"Another component, a BASH shell script, attempts to erase partitions Unix systems, including Linux and HP-UX."
Being a new linux user I am curious how and if this could be accomplished without "sudo" access.
Could someone here with more knowledge on the subject go into the specifics and is this something an average user should be concerned about.
no it'd prompt for super user access and ask for your password
Of course the details are not actually described in much detail. It does sound like I'd have to be running a Windows computer that has mRemote installed, then mRemote would connect to some remote Linux box and, do what exactly? Prompt the Windows user for a login on the Linux box with root privileges? I never run servers that use sudo, so the Windows user would to explicitly log in as root with root's password.Tucked inside a piece of Windows malware used in the attacks is a component that erases Linux machines, an analysis from Symantec has found. The malware, which it called Jokra, is unusual, Symantec said.
Jokra also checks computers running Windows XP and 7 for a program called mRemote, which is a remote access tool that can used to manage devices on different platforms, Symantec said.
The article doesn't say anything about how these credentials would be obtained. Perhaps it also includes a keylogger? I doubt any of this would work on any network where the Linux administrator had even an inkling of security knowledge. If that's the standard for IT in South Korean banks, the banks deserve whatever problems they may have.
Since the basic malware, "DarkSeoul," has been in the wild for over a year, the fact that it successfully infected banks would be a major worry to me if it were a depositor. Who's in charge of security at these banks?
Thanks for the info PrimeFalcon and SeijiSensei. I suspected as much but wanted to make sure.
Last edited by Yedrin; March 21st, 2013 at 08:00 PM.
the fact they said it runs a bash script means if your running a linux system, if your duelbooting it could access the hard drive from windows, and overwrite data at the metal level (below the partition).

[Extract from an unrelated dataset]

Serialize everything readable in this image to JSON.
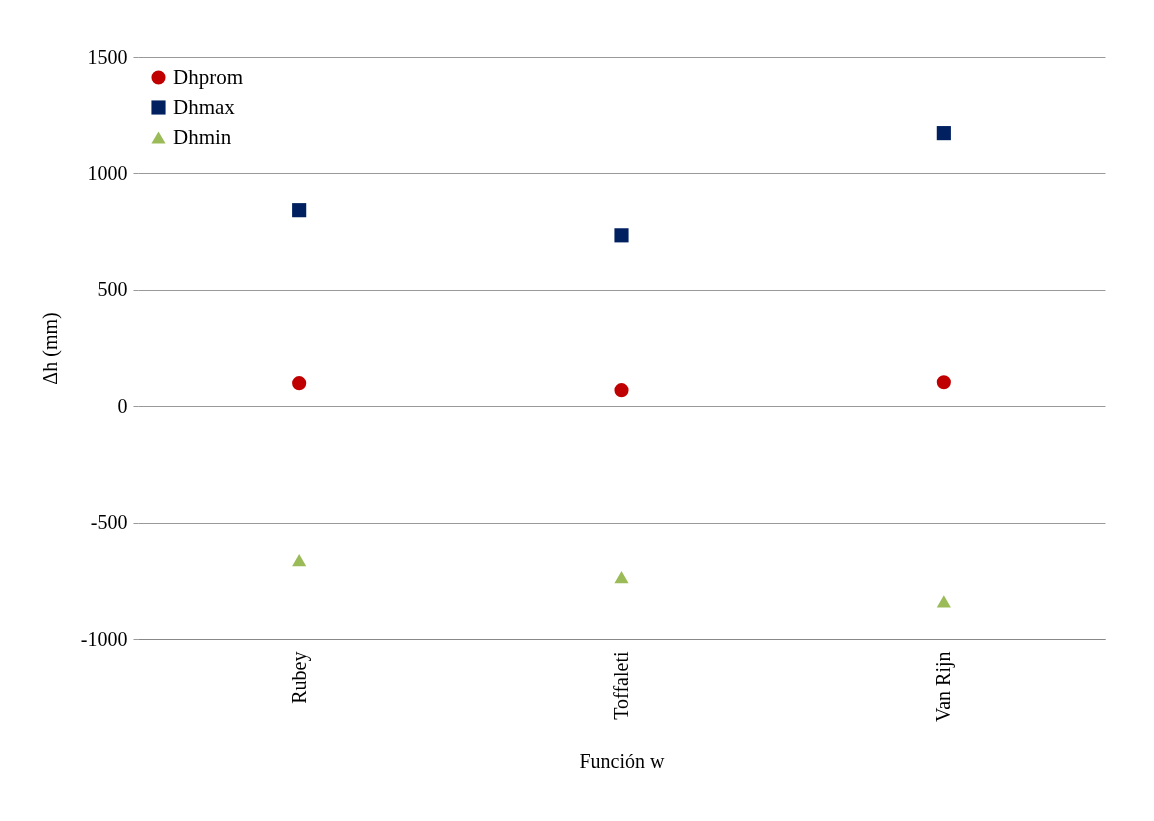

but for those running linux solely (it'd ask for the password) or running windows in a vm (it would only affect the vm), not that big of a deal unless you give permission to anything without wondering why its asking for a password
I'd be highly suspicious if asked for a password out of the blue but if it suggested there were something like updates
and did i want to install them and then if yes to provide the password it would likely fool me if the request looked convincing.
Here's somewhat more of an explanation:
It doesn't sound as though a password was necessary?

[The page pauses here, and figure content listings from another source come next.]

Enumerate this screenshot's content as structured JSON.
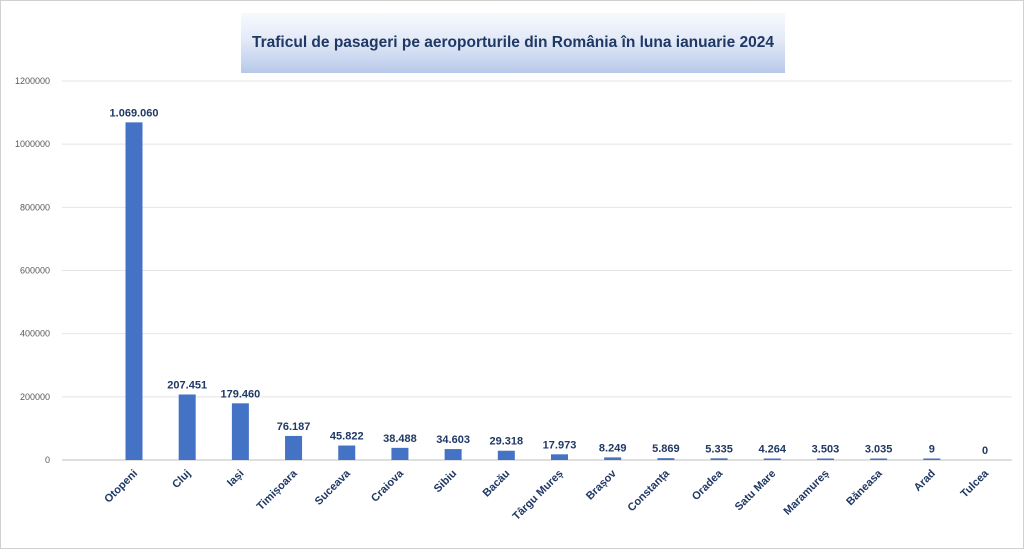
{
  "chart_data": {
    "type": "bar",
    "title": "Traficul de pasageri pe aeroporturile din România în luna ianuarie 2024",
    "xlabel": "",
    "ylabel": "",
    "ylim": [
      0,
      1200000
    ],
    "yticks": [
      0,
      200000,
      400000,
      600000,
      800000,
      1000000,
      1200000
    ],
    "ytick_labels": [
      "0",
      "200000",
      "400000",
      "600000",
      "800000",
      "1000000",
      "1200000"
    ],
    "grid": true,
    "legend": "none",
    "bar_color": "#4472c4",
    "categories": [
      "Otopeni",
      "Cluj",
      "Iași",
      "Timișoara",
      "Suceava",
      "Craiova",
      "Sibiu",
      "Bacău",
      "Târgu Mureș",
      "Brașov",
      "Constanța",
      "Oradea",
      "Satu Mare",
      "Maramureș",
      "Băneasa",
      "Arad",
      "Tulcea"
    ],
    "values": [
      1069060,
      207451,
      179460,
      76187,
      45822,
      38488,
      34603,
      29318,
      17973,
      8249,
      5869,
      5335,
      4264,
      3503,
      3035,
      9,
      0
    ],
    "value_labels": [
      "1.069.060",
      "207.451",
      "179.460",
      "76.187",
      "45.822",
      "38.488",
      "34.603",
      "29.318",
      "17.973",
      "8.249",
      "5.869",
      "5.335",
      "4.264",
      "3.503",
      "3.035",
      "9",
      "0"
    ]
  }
}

Linux: You reap what you tweak.
More likely, it's just a piece of classical Windows malware with a quick-and-dirty Linux appendage that attacks new and unwary users. Symantec highlighted the relative novelty of a piece of multi-OS malware but expressed no opinion on its virulence or likelihood of success.
It is possible for Windows malware to do limitless damage though, if the Linux OS resides on a dual boot or is a VM hosted by the infected Windows. But if so, why would the malware even need a Linux component? It could do all its dirty work from Windows.

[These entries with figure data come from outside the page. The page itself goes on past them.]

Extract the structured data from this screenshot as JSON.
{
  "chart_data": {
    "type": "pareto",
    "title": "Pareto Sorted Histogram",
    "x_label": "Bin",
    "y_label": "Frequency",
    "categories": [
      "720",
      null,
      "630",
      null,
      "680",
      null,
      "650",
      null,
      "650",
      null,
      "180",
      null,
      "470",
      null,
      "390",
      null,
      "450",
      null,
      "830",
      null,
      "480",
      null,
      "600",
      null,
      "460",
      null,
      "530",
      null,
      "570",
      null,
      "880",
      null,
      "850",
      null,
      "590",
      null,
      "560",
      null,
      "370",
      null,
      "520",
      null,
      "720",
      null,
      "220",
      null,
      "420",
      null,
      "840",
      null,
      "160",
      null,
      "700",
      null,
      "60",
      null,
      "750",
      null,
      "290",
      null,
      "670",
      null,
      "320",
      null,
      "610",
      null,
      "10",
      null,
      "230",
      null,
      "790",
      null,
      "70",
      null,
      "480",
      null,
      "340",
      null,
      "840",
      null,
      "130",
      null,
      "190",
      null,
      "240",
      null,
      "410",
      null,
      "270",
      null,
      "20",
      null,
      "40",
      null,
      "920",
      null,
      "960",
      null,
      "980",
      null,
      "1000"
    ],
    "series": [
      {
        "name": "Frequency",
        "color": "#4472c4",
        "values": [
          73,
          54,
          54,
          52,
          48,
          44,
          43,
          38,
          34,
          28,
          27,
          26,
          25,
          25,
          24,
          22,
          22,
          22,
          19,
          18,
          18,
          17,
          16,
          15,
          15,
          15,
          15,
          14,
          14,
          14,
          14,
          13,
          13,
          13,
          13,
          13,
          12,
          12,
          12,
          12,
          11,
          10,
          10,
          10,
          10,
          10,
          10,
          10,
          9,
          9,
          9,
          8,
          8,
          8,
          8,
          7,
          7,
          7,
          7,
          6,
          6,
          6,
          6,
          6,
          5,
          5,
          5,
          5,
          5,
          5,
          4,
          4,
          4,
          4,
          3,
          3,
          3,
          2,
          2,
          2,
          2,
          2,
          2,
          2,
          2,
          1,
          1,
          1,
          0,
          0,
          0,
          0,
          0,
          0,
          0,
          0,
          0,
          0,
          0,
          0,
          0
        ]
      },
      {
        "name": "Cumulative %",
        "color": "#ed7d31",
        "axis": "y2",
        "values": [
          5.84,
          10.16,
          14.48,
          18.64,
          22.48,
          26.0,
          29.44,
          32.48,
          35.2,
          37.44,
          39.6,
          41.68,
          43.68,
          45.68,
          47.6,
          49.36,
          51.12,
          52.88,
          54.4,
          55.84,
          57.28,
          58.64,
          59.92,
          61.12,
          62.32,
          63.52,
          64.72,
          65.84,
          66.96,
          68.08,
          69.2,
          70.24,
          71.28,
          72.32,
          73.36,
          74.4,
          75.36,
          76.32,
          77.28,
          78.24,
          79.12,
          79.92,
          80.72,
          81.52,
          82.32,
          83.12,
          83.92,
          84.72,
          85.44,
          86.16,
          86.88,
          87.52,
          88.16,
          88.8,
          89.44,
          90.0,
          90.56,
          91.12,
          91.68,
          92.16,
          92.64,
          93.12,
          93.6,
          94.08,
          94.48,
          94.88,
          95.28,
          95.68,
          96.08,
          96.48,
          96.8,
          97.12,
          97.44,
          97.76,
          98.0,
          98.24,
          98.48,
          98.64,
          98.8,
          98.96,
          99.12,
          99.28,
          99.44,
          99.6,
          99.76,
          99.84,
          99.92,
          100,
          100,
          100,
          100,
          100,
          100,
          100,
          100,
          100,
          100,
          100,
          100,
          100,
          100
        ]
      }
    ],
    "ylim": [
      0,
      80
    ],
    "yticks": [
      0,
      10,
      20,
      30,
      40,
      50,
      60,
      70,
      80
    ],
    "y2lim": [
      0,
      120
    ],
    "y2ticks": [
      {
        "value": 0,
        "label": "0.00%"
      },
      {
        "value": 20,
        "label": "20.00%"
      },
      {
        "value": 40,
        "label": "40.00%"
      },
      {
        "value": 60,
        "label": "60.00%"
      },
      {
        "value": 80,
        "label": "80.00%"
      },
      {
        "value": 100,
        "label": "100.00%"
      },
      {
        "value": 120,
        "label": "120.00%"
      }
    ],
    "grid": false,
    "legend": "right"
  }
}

Note that its point of attack is again another unpatched browser hole.
Do we really think some functionary in a South Korean bank is running a dual-boot Windows/Linux machine? I'm sure we can all spin scenarios where some thing bad might happen, but we are talking about large corporations with, presumably, highly-managed networks. Not some guy sitting at home in Seoul playing on a dual-boot machine and being distracted while watching Girls Generation.